An Investigation of Representative Customer Load Collectives in the Development of Electric Vehicle Drivetrain Durability

Abstract

To ensure the precise dimensioning and effective testing of drivetrain components, it is crucial to have a thorough understanding of customer requirements, with a particular emphasis on customer stress on these components. An accurate interpretation of customer data is essential for determining representative customer requirements, such as load collectives. The automobile industry has faced challenges in analyzing large amounts of customer driving data to obtain representative load collectives as target values in durability design. However, due to technical limitations and cost constraints, collecting data from a large sample size is not feasible.
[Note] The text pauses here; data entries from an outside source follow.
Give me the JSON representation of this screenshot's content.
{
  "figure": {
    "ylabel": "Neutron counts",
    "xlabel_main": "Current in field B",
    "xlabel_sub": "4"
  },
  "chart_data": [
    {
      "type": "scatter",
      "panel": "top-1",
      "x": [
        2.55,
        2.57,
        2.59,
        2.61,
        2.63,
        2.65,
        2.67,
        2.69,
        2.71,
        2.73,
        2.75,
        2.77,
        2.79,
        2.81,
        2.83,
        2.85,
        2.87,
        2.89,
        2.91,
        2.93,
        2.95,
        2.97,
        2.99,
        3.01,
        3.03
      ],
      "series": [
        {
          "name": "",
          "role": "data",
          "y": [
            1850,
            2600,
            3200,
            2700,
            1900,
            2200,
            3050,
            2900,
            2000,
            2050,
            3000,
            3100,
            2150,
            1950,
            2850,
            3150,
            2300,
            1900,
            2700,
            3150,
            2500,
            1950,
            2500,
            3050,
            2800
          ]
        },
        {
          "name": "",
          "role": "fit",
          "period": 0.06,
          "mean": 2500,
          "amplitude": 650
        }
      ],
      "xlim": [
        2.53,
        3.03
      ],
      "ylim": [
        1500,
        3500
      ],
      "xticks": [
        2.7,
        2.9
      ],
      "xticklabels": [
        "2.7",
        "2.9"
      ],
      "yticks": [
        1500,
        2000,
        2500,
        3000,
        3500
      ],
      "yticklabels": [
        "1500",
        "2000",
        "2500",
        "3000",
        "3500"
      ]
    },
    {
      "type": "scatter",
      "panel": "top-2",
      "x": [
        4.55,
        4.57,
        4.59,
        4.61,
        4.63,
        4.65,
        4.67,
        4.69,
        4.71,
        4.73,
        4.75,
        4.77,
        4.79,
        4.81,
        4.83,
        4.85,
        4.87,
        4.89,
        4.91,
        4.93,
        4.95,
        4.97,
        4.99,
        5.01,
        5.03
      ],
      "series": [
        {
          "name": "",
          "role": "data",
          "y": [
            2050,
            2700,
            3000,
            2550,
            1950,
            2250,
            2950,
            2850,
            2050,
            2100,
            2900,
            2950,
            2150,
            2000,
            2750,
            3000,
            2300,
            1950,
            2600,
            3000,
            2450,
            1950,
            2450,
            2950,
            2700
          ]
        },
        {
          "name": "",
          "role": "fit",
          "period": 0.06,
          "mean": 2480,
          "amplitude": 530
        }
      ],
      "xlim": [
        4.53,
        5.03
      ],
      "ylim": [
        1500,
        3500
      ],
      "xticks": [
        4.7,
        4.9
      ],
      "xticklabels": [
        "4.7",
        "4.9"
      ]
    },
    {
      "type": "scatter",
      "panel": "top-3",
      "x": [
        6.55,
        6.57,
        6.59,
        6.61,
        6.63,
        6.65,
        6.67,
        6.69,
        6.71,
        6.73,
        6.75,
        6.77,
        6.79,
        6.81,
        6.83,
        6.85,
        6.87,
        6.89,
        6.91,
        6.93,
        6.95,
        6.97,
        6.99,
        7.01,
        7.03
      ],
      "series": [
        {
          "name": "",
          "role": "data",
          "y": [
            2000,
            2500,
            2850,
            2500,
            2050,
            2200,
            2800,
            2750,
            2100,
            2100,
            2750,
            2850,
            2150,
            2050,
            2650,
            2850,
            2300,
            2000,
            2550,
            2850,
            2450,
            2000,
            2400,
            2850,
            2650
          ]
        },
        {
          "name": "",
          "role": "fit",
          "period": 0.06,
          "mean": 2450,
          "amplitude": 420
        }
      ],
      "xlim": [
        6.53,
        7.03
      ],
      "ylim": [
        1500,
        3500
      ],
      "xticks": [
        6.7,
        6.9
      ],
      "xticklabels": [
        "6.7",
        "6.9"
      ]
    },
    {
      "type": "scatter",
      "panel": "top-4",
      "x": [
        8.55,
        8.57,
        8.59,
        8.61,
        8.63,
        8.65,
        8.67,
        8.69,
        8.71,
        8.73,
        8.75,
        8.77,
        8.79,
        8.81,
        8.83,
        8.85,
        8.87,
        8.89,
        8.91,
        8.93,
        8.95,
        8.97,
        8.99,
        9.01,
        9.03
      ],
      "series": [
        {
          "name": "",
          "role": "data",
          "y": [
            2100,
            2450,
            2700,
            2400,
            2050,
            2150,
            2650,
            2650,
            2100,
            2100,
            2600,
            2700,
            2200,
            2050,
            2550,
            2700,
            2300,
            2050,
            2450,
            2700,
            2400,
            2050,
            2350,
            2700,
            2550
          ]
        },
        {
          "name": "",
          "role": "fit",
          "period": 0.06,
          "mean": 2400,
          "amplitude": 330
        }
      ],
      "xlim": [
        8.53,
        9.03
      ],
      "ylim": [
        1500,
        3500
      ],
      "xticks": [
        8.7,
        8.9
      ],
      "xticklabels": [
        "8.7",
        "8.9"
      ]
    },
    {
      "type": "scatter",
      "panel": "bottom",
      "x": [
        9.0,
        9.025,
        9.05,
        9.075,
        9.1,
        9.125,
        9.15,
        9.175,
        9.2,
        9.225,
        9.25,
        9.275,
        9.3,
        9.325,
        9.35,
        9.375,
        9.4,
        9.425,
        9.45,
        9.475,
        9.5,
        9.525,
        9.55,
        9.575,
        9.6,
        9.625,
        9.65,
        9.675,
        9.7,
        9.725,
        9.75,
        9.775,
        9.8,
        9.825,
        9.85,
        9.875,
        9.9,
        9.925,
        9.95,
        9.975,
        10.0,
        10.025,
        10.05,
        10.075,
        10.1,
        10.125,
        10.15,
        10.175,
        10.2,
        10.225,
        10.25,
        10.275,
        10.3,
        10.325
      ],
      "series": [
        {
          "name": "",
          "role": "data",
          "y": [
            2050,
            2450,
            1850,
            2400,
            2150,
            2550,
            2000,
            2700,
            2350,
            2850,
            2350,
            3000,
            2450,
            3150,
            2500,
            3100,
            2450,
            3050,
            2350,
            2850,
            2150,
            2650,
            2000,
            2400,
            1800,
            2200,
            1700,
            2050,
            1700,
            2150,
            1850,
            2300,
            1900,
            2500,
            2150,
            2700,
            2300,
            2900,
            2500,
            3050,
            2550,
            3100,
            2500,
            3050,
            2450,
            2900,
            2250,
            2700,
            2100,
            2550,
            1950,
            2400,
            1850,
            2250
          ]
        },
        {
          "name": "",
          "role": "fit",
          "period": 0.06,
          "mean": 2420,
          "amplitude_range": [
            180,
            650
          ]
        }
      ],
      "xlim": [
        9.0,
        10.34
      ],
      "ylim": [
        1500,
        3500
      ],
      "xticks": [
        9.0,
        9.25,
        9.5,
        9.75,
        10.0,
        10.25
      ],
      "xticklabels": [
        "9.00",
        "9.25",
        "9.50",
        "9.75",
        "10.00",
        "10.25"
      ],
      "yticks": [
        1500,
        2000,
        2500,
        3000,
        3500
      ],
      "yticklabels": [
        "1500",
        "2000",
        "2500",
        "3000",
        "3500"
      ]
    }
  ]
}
The ongoing digitalization of the automotive industry, driven by an increasing number of connected vehicles, enhances data-based and customer-oriented development. This paper investigates representative customer load collectives using cloud data from over 40,000 customer vehicles to lay the groundwork for realizing robust requirement engineering. A systematic method for analyzing big data on the cloud was introduced. The derived component-specific damage distribution from these collectives adopts a unique approach, utilizing the 1% vehicle term instead of the common 1% customer term to represent typical customer stress. This study shows that the driven mileage and the number of vehicles are crucial factors in 1% vehicle analysis. An analysis of the characteristics of the 1% vehicle is conducted, followed by an exploration to determine the required vehicle quantity for obtaining stable results. The shape parameter of the damage distribution determines the necessary number of vehicles for a reliable conclusion. Additionally, a comparative analysis of market-specific customer requirements between the US and Europe is presented, and real usage differences in customer operations are explained using an operating point frequency heatmap. The information presented in this paper provides valuable input for optimizing durability design and conducting efficient, customer-oriented tests, resulting in significant reductions in development time and costs.